【C++】頂点1から始まるグラフの辞書式最小BFSを出力する方法
問題概要
N個の頂点とM個の辺からなる連結グラフが与えられます。このとき、頂点1から探索を開始した場合の幅優先探索(BFS)の訪問順序のうち、辞書式順序で最小となるものを出力します。
ここで「辞書式順序で最小」とは、各ステップで訪問可能な頂点の中から常に最も小さい番号の頂点を選んでいく順序のことです。
頂点には1からNまでの番号が付けられているものとします。
入力例と出力例
Input: N = 5 M = 5 edges(1,4, arr) edges(3,4, arr) edges(5,4, arr) edges(3,2, arr) edges(1,5, arr) Output: 1 4 3 2 5
アプローチ:優先度付きキュー(最小ヒープ)を使う
通常のBFSでは単純なキュー(FIFO)を使用しますが、その場合は隣接頂点のうちどれが先に訪問されるかが辺の登録順に依存してしまいます。そこで、代わりに優先度付きキュー(最小ヒープ)を使用します。

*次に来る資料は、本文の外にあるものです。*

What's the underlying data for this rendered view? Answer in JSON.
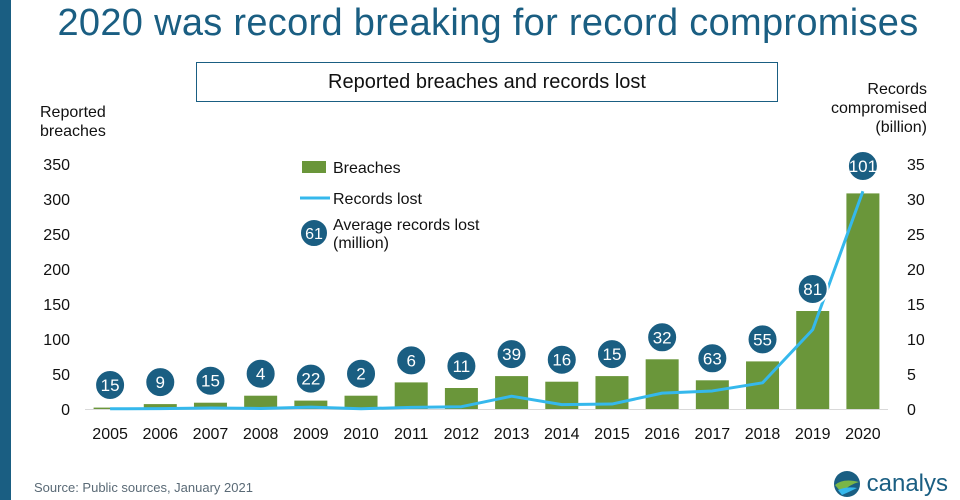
{
  "title": "2020 was record breaking for record compromises",
  "subtitle": "Reported breaches and records lost",
  "left_axis_title": [
    "Reported",
    "breaches"
  ],
  "right_axis_title": [
    "Records",
    "compromised",
    "(billion)"
  ],
  "source": "Source: Public sources, January 2021",
  "logo_text": "canalys",
  "colors": {
    "bars": "#6a963a",
    "line": "#35b8ec",
    "badge": "#1a5e82",
    "title": "#1a5e82"
  },
  "chart_data": {
    "type": "bar",
    "categories": [
      "2005",
      "2006",
      "2007",
      "2008",
      "2009",
      "2010",
      "2011",
      "2012",
      "2013",
      "2014",
      "2015",
      "2016",
      "2017",
      "2018",
      "2019",
      "2020"
    ],
    "series": [
      {
        "name": "Breaches",
        "type": "bar",
        "axis": "left",
        "values": [
          2,
          7,
          9,
          19,
          12,
          19,
          38,
          30,
          47,
          39,
          47,
          71,
          41,
          68,
          140,
          308
        ]
      },
      {
        "name": "Records lost",
        "type": "line",
        "axis": "right",
        "values": [
          0.03,
          0.06,
          0.14,
          0.08,
          0.26,
          0.04,
          0.23,
          0.33,
          1.83,
          0.62,
          0.71,
          2.27,
          2.58,
          3.74,
          11.34,
          31.1
        ]
      },
      {
        "name": "Average records lost (million)",
        "type": "label",
        "values": [
          15,
          9,
          15,
          4,
          22,
          2,
          6,
          11,
          39,
          16,
          15,
          32,
          63,
          55,
          81,
          101
        ]
      }
    ],
    "y_left": {
      "min": 0,
      "max": 350,
      "ticks": [
        "0",
        "50",
        "100",
        "150",
        "200",
        "250",
        "300",
        "350"
      ]
    },
    "y_right": {
      "min": 0,
      "max": 35,
      "ticks": [
        "0",
        "5",
        "10",
        "15",
        "20",
        "25",
        "30",
        "35"
      ]
    },
    "legend": {
      "position": "top-left",
      "entries": [
        {
          "kind": "bar",
          "label": [
            "Breaches"
          ]
        },
        {
          "kind": "line",
          "label": [
            "Records lost"
          ]
        },
        {
          "kind": "badge",
          "badge_text": "61",
          "label": [
            "Average records lost",
            "(million)"
          ]
        }
      ]
    },
    "grid": false
  }
}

- あるノードを訪問したら、その隣接ノードをすべて優先度付きキューに追加します。
- 次に訪問するノードは、常にキュー内で最も小さい番号を持つノードになります。
- 頂点1から探索を開始し、ノードを訪問するたびに出力していきます。
アルゴリズム
開始 ステップ1 → 関数 void lexo(vector<int> array[], int n) を宣言 bool arr[n + 1] を宣言 memset(arr, 0, sizeof arr) を呼び出す STL の priority_queue<int, vector<int>, greater<int>> que を用意 arr[1] = true を設定 que.push(1) を呼び出す !que.empty() の間、以下を繰り返す int now = que.top() を宣言 que.pop() を呼び出す now を出力 (auto p : array[now]) に対してループ IF !arr[p] ならば que.push(p) を呼び出す arr[p] = true を設定 終了 終了 終了 ステップ2 → 関数 void edge(int i, int j, vector<int> ar[]) を宣言 ar[i].push_back(j) を呼び出す ar[j].push_back(i) を呼び出す ステップ3 → main() 内で int n = 5, m = 5 を宣言 STL の vector<int> arr[n + 1] を用意 edge(1,4, arr) を呼び出す edge(3,4, arr) を呼び出す lexo(arr, n) を呼び出す 終了
C++での実装例
#include <bits/stdc++.h>
using namespace std;
// グラフを辞書式順序で探索する関数
void lexo(vector<int> array[], int n){
bool arr[n + 1];
memset(arr, 0, sizeof arr);
priority_queue<int, vector<int>, greater<int>> que;
arr[1] = true;
que.push(1);
while (!que.empty()){
int now = que.top();
que.pop();
cout << now << " ";
for (auto p : array[now]){
if (!arr[p]){
que.push(p);
arr[p] = true;
}
}
}
}
// 辺を追加する関数
void edge(int i, int j, vector<int> ar[]){
ar[i].push_back(j);
ar[j].push_back(i);
}
int main(){
int n = 5, m = 5;
vector<int> arr[n + 1];
edge(1, 4, arr); // 辺の挿入
edge(3, 4, arr);
edge(5, 4, arr);
edge(3, 2, arr);
edge(1, 5, arr);
lexo(arr, n);
return 0;
}出力結果
上記のプログラムをコンパイルして実行すると、次の出力が得られます。
1 4 3 2 5
動作の流れ
頂点1から開始すると、隣接する頂点は4と5なので、両方が優先度付きキューに追加されます。最小ヒープの性質により、最も小さい「4」が先に取り出され、続いて新たに発見された「3」が追加されて取り出されます。その後「2」が追加され、「2」「5」の順に出力されるため、結果として「1 4 3 2 5」という辞書式最小のBFS順序が得られます。